Years ago, there was a program called Idea Fisher, and some comedy writers used that. You basically put in a word like Christmas, and it just gave you lots of associations. What do you think of when you think of Christmas? Christmas carols, Santa Claus, North Pole, elves. Part of the process of writing a joke is linking associations. One of the top 10 lists we did on the Letterman Show was “Top 10 Santa Claus pet peeves.” So it’d be useful to have a list of associations.
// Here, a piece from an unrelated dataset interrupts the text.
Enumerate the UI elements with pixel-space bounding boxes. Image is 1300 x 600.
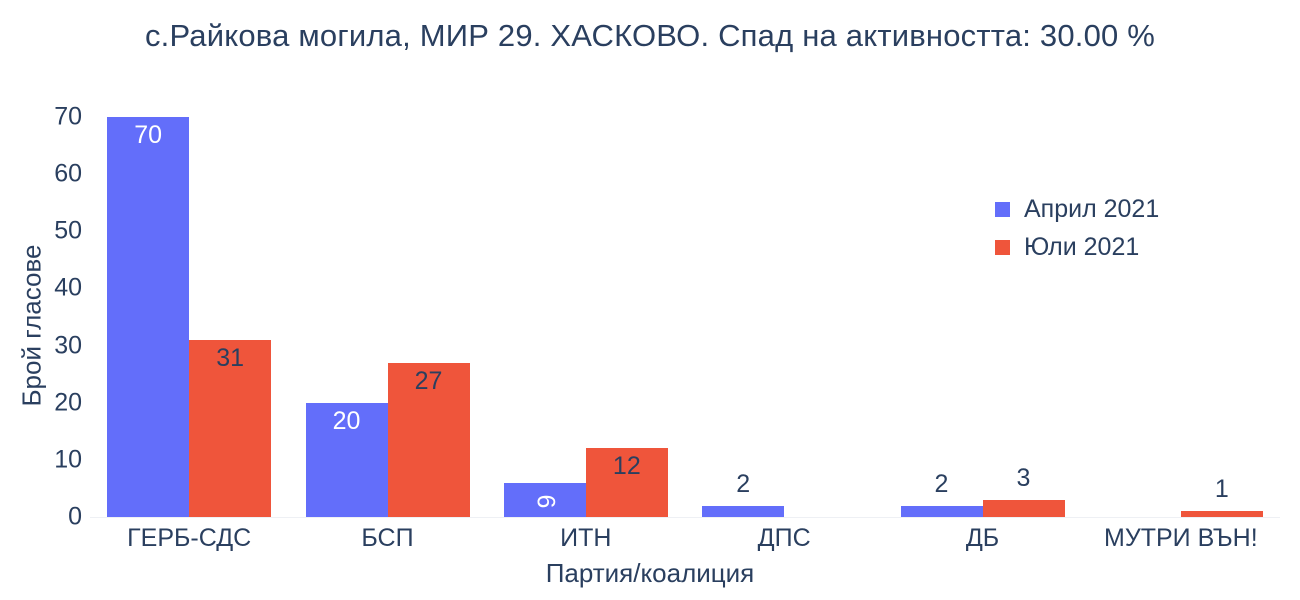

What do you think when you think of Santa Claus? And then it would be a joke about Rudolph the Red-Nosed Reindeer and holiday fruitcake or going down the chimney. That was an early example of how software helped professional joke writers. And this is, I think, just an extension of that. That’s how I was introduced to Idea Fisher. Somebody said, “Oh, here’s something I use.” Because, as a human, you do that anyway. It’s just an easier way to do it.

Liam: I’m guessing you would have a field day writing jokes about AI and chatbots if you were writing a monologue for a late-night talk show now.

Joe: Yeah. Here’s one that Witscript wrote about that. The user says, “Tech experts are warning that artificial intelligence poses a risk of extinction for humans.” And Witscript says, “If only we could use AI to figure out how to get rid of AI.” Here’s another one, “The president of Microsoft says he expects the US government to regulate artificial intelligence this year.” Witscript says, “Don’t worry, the government will regulate AI just as well as it regulates everything else.” So, pretty good jokes. Certainly pitchable, if you’re turning jokes for a comedy show.

“Sometimes I’ll write a joke on one topic, give the same topic to Witscript, and Witscript will have its own take”

Liam: Absolutely. Where is Witscript at the minute? And where do you see its future?

Joe: I’m still doing some internal testing and tweaking. It’s in a limited beta test mode. The next step is to figure out the best way to allow individuals to have access to it, and that’s going to mean coming up with a way to keep track of users and process payments and things like that. I’m exploring ways to do that efficiently to get it into the hands of people who can use it.

Liam: Where can people go to keep up with it and read more about it?

Joe: You can go to witscript.com. If you want to see the latest output from Witscript, go on Twitter @witscript. You can see Witscript’s take on the news of the day. I also write jokes and post them on Twitter. @joetoplyn is my Twitter handle. Sometimes I’ll write a joke on one topic, give the same topic to Witscript, and Witscript will have its own take.

Liam: That’s brilliant. Straight after this, I’m following you and Witscript. We can all do with a few more jokes in our timelines at the minute. Joe, thank you so much for joining me today.

Joe: Thank you, Liam. It’s been fun.